Context
Hi, I am trying to move our model from triton’s flash attention to torch2 flash attention, to benefit from torch.compile
!
However the problem lies in attention mask. Our model uses attention biasing, which I need to integrate into attn_mask
parameter. Our model is also autoregressive, and since is_causal
and attn_mask
can’t be combined, I integrated causal masking into attn_mask
. Unfortunately, it seems that flash attention currently does not support float attention masking (attn_mask
parameter)?
Environment info
GPU: RTX 3090 (but I got the same error with our code on A100)
torch==2.0.1
Minimal Example
import torch
from torch.backends.cuda import SDPBackend, sdp_kernel
import torch.nn.functional as F
backend_map = {
SDPBackend.MATH: {"enable_math": True, "enable_flash": False, "enable_mem_efficient": False},
SDPBackend.FLASH_ATTENTION: {"enable_math": False, "enable_flash": True, "enable_mem_efficient": False},
SDPBackend.EFFICIENT_ATTENTION: {
"enable_math": False, "enable_flash": False, "enable_mem_efficient": True}
}
# doesn't work
# shows UserWarning: Both fused kernels do not support non-null attn_mask
# raises RuntimeError: No available kernel.
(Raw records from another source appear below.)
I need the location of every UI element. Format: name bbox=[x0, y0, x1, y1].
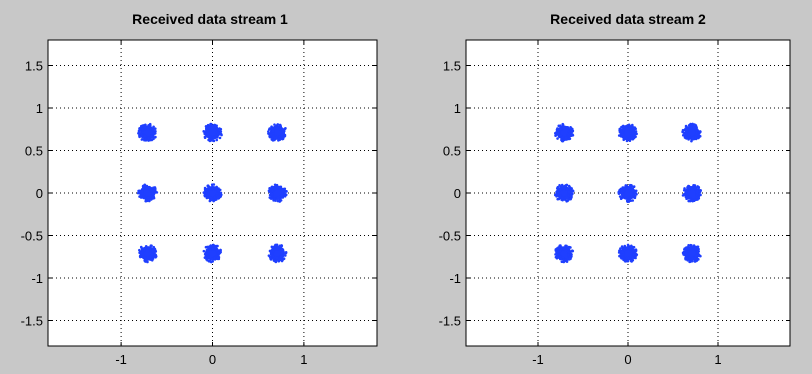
constellation-cluster bbox=[267, 123, 287, 142]
plot-title: Received data stream 1 bbox=[132, 11, 288, 27]
x-tick-label: -1 bbox=[532, 352, 544, 367]
scatter-points bbox=[136, 122, 288, 264]
constellation-cluster bbox=[138, 244, 158, 264]
constellation-cluster bbox=[681, 184, 702, 203]
constellation-cluster bbox=[681, 243, 702, 264]
x-tick-label: 0 bbox=[624, 352, 631, 367]
tick-labels: -1 0 1 1.5 1 0.5 0 -0.5 -1 -1.5 bbox=[21, 59, 308, 368]
y-tick-label: -1 bbox=[449, 271, 461, 286]
plot-received-data-stream-2: Received data stream 2 -1 0 11.510.50-0.5-… bbox=[439, 11, 791, 368]
y-tick-label: 0 bbox=[36, 186, 43, 201]
x-tick-label: 1 bbox=[714, 352, 721, 367]
y-tick-label: 0.5 bbox=[443, 144, 461, 159]
y-tick-label: -1.5 bbox=[439, 314, 461, 329]
y-tick-label: 1 bbox=[36, 101, 43, 116]
y-tick-label: 0.5 bbox=[25, 144, 43, 159]
x-tick-label: 0 bbox=[209, 352, 216, 367]
constellation-cluster bbox=[202, 183, 223, 203]
x-tick-label: 1 bbox=[300, 352, 307, 367]
y-tick-label: -0.5 bbox=[439, 229, 461, 244]
tick-marks bbox=[48, 40, 377, 346]
y-tick-label: 0 bbox=[454, 186, 461, 201]
y-tick-label: 1.5 bbox=[443, 59, 461, 74]
constellation-cluster bbox=[202, 243, 222, 264]
y-tick-label: -0.5 bbox=[21, 229, 43, 244]
constellation-cluster bbox=[554, 122, 575, 143]
constellation-cluster bbox=[137, 122, 157, 142]
constellation-cluster bbox=[202, 122, 223, 143]
constellation-cluster bbox=[617, 123, 638, 143]
y-tick-label: -1 bbox=[31, 271, 43, 286]
constellation-cluster bbox=[267, 183, 288, 203]
tick-marks bbox=[466, 40, 790, 346]
constellation-cluster bbox=[617, 183, 638, 203]
constellation-cluster bbox=[553, 183, 575, 203]
y-tick-label: 1.5 bbox=[25, 59, 43, 74]
constellation-cluster bbox=[617, 243, 639, 263]
tick-labels: -1 0 1 1.5 1 0.5 0 -0.5 -1 -1.5 bbox=[439, 59, 722, 368]
constellation-cluster bbox=[267, 243, 288, 264]
constellation-cluster bbox=[136, 183, 159, 203]
plot-title: Received data stream 2 bbox=[550, 11, 706, 27]
constellation-cluster bbox=[681, 122, 702, 143]
plot-received-data-stream-1: Received data stream 1 -1 0 11.510.50-0.5-… bbox=[21, 11, 378, 368]
y-tick-label: 1 bbox=[454, 101, 461, 116]
scatter-points bbox=[553, 122, 702, 264]
constellation-cluster bbox=[554, 244, 575, 264]
x-tick-label: -1 bbox=[115, 352, 127, 367]
y-tick-label: -1.5 bbox=[21, 314, 43, 329]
Aborting execution.
with torch.cuda.amp.autocast(enabled=True, dtype=torch.bfloat16):
query = torch.randn(1, 10, 1024, 64).cuda()
key = torch.randn(1, 10, 1024, 64).cuda()
value = torch.randn(1, 10, 1024, 64).cuda()
attn_mask = torch.randn(1, 10, 1024, 1024).cuda()
causal_mask = ~torch.ones(query.shape[2], key.shape[2], dtype=torch.bool).tril(diagonal=0).to(attn_mask.device)
attn_mask = attn_mask.masked_fill(causal_mask.view(1, 1, query.shape[2], key.shape[2]), -float("inf"))
dropout_p = 0.0
with sdp_kernel(**backend_map[SDPBackend.FLASH_ATTENTION]):
result = F.scaled_dot_product_attention(query, key, value, attn_mask=attn_mask, dropout_p=dropout_p)
Is there any way to circumvent this limitation?